Decisão de ontem do STF determina que o poder público não pode pagar os salários de servidores em greve, salvo em caso de negociação coletiva. Sentença obriga todos os tribunais do País a adotarem o entendimento da Corte.

Membros do Ministério Público do Trabalho na Paraíba (MPT-PB) representaram a reitora da Universidade Federal da Paraíba (UFPB), Margareth Diniz, por ter pago o salário de servidores, durante cerca de cinco meses de greve, no ano passado. A representação – assinada pelo procurador-chefe do Trabalho Paulo Germano e pelo procurador do Trabalho José Caetano dos Santos, em 25 de setembro de 2015 – foi encaminhada ao Ministério Público Federal (MPF).

Da mesma forma, os procuradores fizeram uma representação ao Ministério Público Estadual (MP-PB), em 2015, contra o reitor da Universidade Estadual da Paraíba (UEPB), Antônio Rangel Júnior, que também autorizou o pagamento de salário dos grevistas por cinco meses de movimento paredista. No entanto, a representação foi arquivada pelo promotor de Justiça, tendo havido recurso ao Conselho Superior do Ministério Público da Paraíba.
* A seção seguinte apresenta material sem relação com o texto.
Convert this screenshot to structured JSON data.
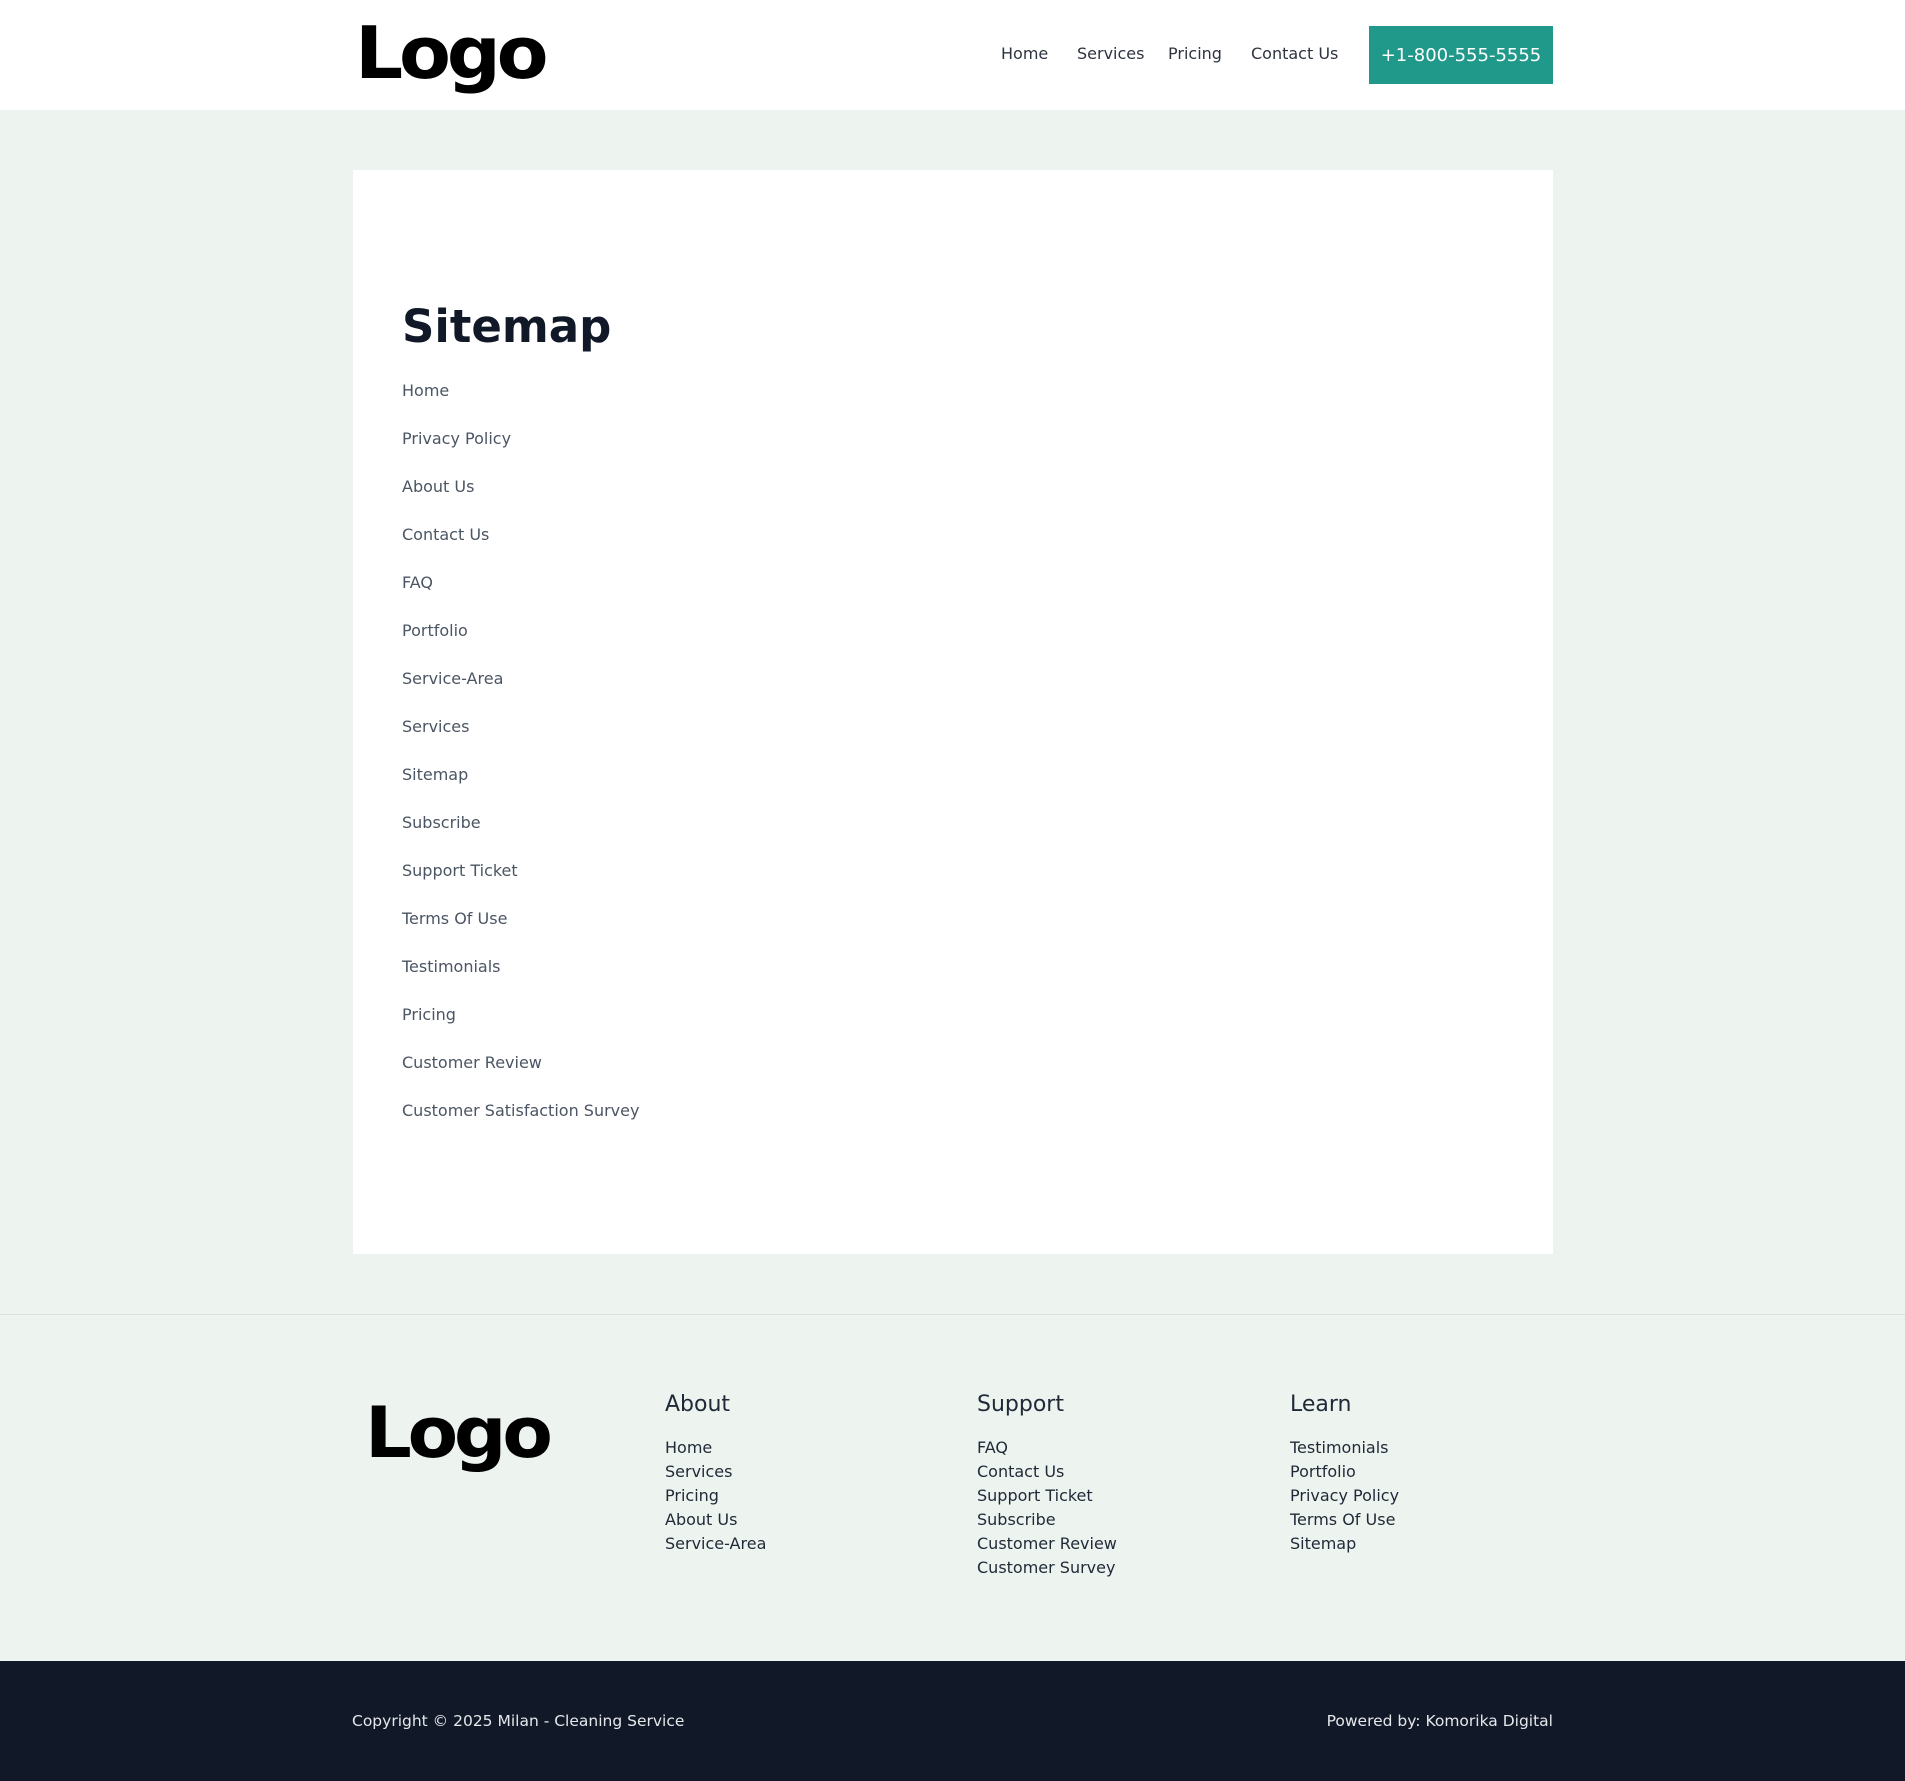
{
  "header": {
    "logo_text": "Logo",
    "nav": [
      {
        "label": "Home"
      },
      {
        "label": "Services"
      },
      {
        "label": "Pricing"
      },
      {
        "label": "Contact Us"
      }
    ],
    "phone_button": "+1-800-555-5555"
  },
  "main": {
    "title": "Sitemap",
    "links": [
      "Home",
      "Privacy Policy",
      "About Us",
      "Contact Us",
      "FAQ",
      "Portfolio",
      "Service-Area",
      "Services",
      "Sitemap",
      "Subscribe",
      "Support Ticket",
      "Terms Of Use",
      "Testimonials",
      "Pricing",
      "Customer Review",
      "Customer Satisfaction Survey"
    ]
  },
  "footer": {
    "logo_text": "Logo",
    "columns": [
      {
        "heading": "About",
        "links": [
          "Home",
          "Services",
          "Pricing",
          "About Us",
          "Service-Area"
        ]
      },
      {
        "heading": "Support",
        "links": [
          "FAQ",
          "Contact Us",
          "Support Ticket",
          "Subscribe",
          "Customer Review",
          "Customer Survey"
        ]
      },
      {
        "heading": "Learn",
        "links": [
          "Testimonials",
          "Portfolio",
          "Privacy Policy",
          "Terms Of Use",
          "Sitemap"
        ]
      }
    ],
    "copyright": "Copyright © 2025 Milan - Cleaning Service",
    "powered_by": "Powered by: Komorika Digital"
  },
  "colors": {
    "accent": "#21998a",
    "page_background": "#edf3ee",
    "bottom_bar": "#111827"
  }
}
Só que ontem (27), o Supremo Tribunal Federal (STF) decidiu (por 6 votos a 4) que o poder público não deve pagar os salários de servidores em greve. A decisão tem repercussão geral e obriga todos os tribunais do País a adotarem o entendimento da Corte.

“A decisão do STF tão somente observa o artigo 7º da lei de greve, que preconiza ser de suspensão do contrato de trabalho o período de paralisação, ou seja, não prestação de serviço e não pagamento da remuneração correspondente. Deste modo, não tendo havido negociação, importa em ato de improbidade do gestor e cometimento do crime de prevaricação, autorizar o pagamento dos vencimentos de servidores grevistas. Tal decisão, por outro lado, forçará o Estado Brasileiro a regulamentar a Convenção nº 151 da OIT, que assegura o direito dos servidores à negociação coletiva”, comentou o procurador-chefe do Trabalho Paulo Germano.